„Die Leute stehen Schlange für billiges Brot“

von Redaktion

INTERVIEW Breite Bevölkerungsschichten in der Türkei sind akut von Verarmung bedroht

Istanbul – Der Verfall der türkischen Währung Lira könnte Recep Tayyip Erdogans politisches Ende bedeuten. Der Präsident hält gegen die Empfehlung von Wirtschaftsexperten und trotz hoher Inflation an seinem Kurs des niedrigen Leitzinses fest. Die Opposition fordert Neuwahlen. Antonia Tilly ist Vertreterin der Friedrich-Ebert-Stiftung in Istanbul. Die Politikwissenschaftlerin sorgt sich um die wirtschaftliche Zukunft des Landes und beschreibt die alltäglichen Probleme.

Frau Tilly, wo und wie sieht man die Inflation auf Istanbuls Straßen?

Tatsächlich ist die Inflation sichtbar. An den Ausgabestellen von subventioniertem Brot bilden sich in den letzten Wochen immer längere Schlangen. Viele Menschen nutzen dieses Angebot, obwohl sie meist nur wenige Cent dabei sparen.
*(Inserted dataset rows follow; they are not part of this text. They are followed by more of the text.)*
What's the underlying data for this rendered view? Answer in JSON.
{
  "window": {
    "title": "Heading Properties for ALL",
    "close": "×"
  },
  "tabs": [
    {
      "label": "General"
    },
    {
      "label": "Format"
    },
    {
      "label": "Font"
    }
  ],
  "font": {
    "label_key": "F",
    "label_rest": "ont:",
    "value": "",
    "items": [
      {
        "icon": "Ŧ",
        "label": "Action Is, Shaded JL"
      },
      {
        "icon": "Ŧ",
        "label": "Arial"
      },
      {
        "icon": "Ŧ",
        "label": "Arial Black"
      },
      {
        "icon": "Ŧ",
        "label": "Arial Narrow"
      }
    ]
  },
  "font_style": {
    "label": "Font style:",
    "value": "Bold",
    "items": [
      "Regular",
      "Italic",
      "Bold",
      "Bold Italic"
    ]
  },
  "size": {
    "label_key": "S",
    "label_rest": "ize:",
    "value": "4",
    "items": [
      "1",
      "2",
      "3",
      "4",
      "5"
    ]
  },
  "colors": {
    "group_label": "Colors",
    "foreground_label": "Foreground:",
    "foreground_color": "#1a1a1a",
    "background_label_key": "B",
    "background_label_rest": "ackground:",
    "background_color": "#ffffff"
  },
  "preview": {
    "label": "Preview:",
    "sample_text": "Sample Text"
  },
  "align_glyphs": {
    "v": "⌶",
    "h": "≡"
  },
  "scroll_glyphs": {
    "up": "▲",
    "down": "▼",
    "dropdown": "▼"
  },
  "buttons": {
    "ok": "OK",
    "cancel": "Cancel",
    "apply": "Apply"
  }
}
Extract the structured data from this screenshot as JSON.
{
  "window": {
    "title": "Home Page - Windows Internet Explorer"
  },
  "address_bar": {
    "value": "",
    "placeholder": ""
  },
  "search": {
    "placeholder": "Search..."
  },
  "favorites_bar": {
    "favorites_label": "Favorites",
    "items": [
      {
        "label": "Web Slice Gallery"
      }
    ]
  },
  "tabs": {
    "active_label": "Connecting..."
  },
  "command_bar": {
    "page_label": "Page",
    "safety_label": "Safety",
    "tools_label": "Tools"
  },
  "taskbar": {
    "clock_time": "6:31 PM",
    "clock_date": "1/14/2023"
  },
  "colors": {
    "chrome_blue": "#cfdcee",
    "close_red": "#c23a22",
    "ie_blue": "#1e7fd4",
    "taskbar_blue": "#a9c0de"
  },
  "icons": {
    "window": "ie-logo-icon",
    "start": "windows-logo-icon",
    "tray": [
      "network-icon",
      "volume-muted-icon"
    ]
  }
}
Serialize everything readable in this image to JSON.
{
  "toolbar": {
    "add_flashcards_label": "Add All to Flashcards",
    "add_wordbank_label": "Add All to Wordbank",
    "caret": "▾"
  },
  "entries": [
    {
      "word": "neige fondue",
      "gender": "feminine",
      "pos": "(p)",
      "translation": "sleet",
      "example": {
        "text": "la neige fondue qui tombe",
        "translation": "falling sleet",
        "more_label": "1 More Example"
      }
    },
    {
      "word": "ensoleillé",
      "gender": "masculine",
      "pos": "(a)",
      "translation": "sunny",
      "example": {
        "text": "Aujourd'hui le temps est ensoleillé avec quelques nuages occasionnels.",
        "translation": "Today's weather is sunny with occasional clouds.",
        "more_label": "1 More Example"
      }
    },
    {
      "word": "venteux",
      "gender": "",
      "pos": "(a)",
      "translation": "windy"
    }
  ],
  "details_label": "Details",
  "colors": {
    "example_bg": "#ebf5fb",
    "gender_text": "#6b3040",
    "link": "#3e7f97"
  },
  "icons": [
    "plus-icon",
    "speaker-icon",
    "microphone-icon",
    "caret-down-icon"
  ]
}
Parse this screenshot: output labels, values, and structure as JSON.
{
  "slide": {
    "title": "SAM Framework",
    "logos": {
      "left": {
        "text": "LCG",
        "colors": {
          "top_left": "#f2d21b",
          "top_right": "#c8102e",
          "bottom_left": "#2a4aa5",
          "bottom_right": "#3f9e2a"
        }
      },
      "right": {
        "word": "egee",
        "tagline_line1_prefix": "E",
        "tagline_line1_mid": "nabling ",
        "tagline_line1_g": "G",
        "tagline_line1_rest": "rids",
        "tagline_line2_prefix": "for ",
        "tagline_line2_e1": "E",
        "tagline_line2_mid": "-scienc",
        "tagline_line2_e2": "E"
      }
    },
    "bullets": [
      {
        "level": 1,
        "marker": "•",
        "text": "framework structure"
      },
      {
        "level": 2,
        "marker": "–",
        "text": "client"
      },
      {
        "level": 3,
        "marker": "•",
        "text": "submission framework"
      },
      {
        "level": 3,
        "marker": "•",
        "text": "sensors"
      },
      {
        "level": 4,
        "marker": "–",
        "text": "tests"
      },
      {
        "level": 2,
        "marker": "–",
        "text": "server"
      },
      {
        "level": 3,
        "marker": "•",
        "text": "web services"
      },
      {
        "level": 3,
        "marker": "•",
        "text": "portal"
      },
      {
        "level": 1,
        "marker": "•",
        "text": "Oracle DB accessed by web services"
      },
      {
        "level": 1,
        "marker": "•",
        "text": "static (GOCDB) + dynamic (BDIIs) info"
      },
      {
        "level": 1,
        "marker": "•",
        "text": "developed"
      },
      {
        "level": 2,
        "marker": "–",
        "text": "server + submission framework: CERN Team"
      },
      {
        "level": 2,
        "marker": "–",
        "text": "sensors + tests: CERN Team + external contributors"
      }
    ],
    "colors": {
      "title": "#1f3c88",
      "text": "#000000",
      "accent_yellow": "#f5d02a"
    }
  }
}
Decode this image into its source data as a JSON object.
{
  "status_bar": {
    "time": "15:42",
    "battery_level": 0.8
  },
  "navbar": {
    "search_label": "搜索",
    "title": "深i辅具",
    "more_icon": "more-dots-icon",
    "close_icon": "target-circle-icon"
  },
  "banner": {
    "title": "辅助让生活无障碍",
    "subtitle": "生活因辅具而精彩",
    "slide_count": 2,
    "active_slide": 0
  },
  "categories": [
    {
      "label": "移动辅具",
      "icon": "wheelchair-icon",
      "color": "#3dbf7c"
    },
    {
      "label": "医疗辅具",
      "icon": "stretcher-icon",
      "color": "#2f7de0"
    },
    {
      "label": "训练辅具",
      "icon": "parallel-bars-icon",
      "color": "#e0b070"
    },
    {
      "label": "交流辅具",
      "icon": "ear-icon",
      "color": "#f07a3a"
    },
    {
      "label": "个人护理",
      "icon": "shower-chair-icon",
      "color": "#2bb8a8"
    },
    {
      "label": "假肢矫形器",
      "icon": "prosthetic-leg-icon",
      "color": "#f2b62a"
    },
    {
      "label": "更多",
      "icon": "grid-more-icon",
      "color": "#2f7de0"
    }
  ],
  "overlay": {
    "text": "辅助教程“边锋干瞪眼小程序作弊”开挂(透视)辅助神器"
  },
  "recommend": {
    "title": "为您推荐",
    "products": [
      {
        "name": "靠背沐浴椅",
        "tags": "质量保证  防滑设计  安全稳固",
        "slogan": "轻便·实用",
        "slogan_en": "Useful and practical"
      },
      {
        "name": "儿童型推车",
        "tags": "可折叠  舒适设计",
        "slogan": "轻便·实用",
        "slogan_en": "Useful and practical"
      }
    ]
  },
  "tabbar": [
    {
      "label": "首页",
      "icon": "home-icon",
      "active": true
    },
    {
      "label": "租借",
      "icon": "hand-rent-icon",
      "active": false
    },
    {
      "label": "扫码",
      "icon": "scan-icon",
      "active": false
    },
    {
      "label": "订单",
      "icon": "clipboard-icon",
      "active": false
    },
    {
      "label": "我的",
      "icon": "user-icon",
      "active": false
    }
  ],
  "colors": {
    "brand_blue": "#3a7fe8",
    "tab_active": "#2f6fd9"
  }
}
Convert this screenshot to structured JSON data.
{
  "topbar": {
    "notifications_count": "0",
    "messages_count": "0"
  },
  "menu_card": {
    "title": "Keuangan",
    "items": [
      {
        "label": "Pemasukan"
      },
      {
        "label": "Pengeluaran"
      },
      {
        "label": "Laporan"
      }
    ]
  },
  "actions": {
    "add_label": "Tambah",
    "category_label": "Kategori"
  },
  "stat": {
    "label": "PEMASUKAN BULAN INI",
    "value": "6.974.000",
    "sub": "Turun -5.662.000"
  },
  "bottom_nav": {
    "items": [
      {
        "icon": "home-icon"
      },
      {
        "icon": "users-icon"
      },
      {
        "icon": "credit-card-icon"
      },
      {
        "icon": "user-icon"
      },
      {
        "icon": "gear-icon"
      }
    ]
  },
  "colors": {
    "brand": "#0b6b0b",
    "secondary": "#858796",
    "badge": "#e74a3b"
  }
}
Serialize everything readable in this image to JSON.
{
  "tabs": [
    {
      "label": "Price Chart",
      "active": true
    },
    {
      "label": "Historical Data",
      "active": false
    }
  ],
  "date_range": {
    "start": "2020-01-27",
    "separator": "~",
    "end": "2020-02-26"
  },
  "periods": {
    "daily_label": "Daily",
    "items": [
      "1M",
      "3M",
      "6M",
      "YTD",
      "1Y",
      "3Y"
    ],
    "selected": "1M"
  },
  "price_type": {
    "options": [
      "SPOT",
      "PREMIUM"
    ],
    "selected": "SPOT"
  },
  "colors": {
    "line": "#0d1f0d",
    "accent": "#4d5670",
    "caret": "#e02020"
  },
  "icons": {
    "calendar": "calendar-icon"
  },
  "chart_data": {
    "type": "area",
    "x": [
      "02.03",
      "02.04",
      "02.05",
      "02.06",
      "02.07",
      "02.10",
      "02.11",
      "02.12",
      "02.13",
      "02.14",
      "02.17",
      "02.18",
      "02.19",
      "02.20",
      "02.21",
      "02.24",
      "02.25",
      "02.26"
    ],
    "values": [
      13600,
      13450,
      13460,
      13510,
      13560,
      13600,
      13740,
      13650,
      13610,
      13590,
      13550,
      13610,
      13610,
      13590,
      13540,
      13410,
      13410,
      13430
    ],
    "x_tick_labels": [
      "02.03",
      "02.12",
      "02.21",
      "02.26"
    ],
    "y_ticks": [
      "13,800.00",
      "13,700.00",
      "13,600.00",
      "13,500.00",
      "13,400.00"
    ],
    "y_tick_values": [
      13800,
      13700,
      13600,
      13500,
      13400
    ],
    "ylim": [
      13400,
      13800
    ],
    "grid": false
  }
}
Auf den Märkten kaufen sie Gemüse nicht mehr kilo-, sondern stückweise. In den Speisekarten der Restaurants oder in den Supermärkten sind die Preisschilder schon mehrfach überklebt, weil sich die Preise so schnell ändern.

Welche Menschen können sich welche Produkte nicht mehr leisten?

Im Januar kam zur Inflation noch eine Steuererhöhung. Die Spirale von Preissteigerungen, Steuererhöhungen und Inflation trifft natürlich die ärmeren Bevölkerungsschichten, da sie im Verhältnis einen viel größeren Teil ihres Einkommens für Grundnahrungsmittel, Strom und Nahverkehr brauchen – das sind genau die drei Dinge, die aktuell enorm teuer werden. Die Regierung versucht, durch Maßnahmen wie die Verdopplung des Mindestlohns die sozialen Folgen der Inflation zu mildern. Bisher reicht das aber nicht. Es droht eine Verarmung breiter Bevölkerungsschichten. Selbst der wohlhabende Mittelstand kann sich Dinge nicht mehr leisten, die früher selbstverständlich waren. Etwa Reisen nach Europa.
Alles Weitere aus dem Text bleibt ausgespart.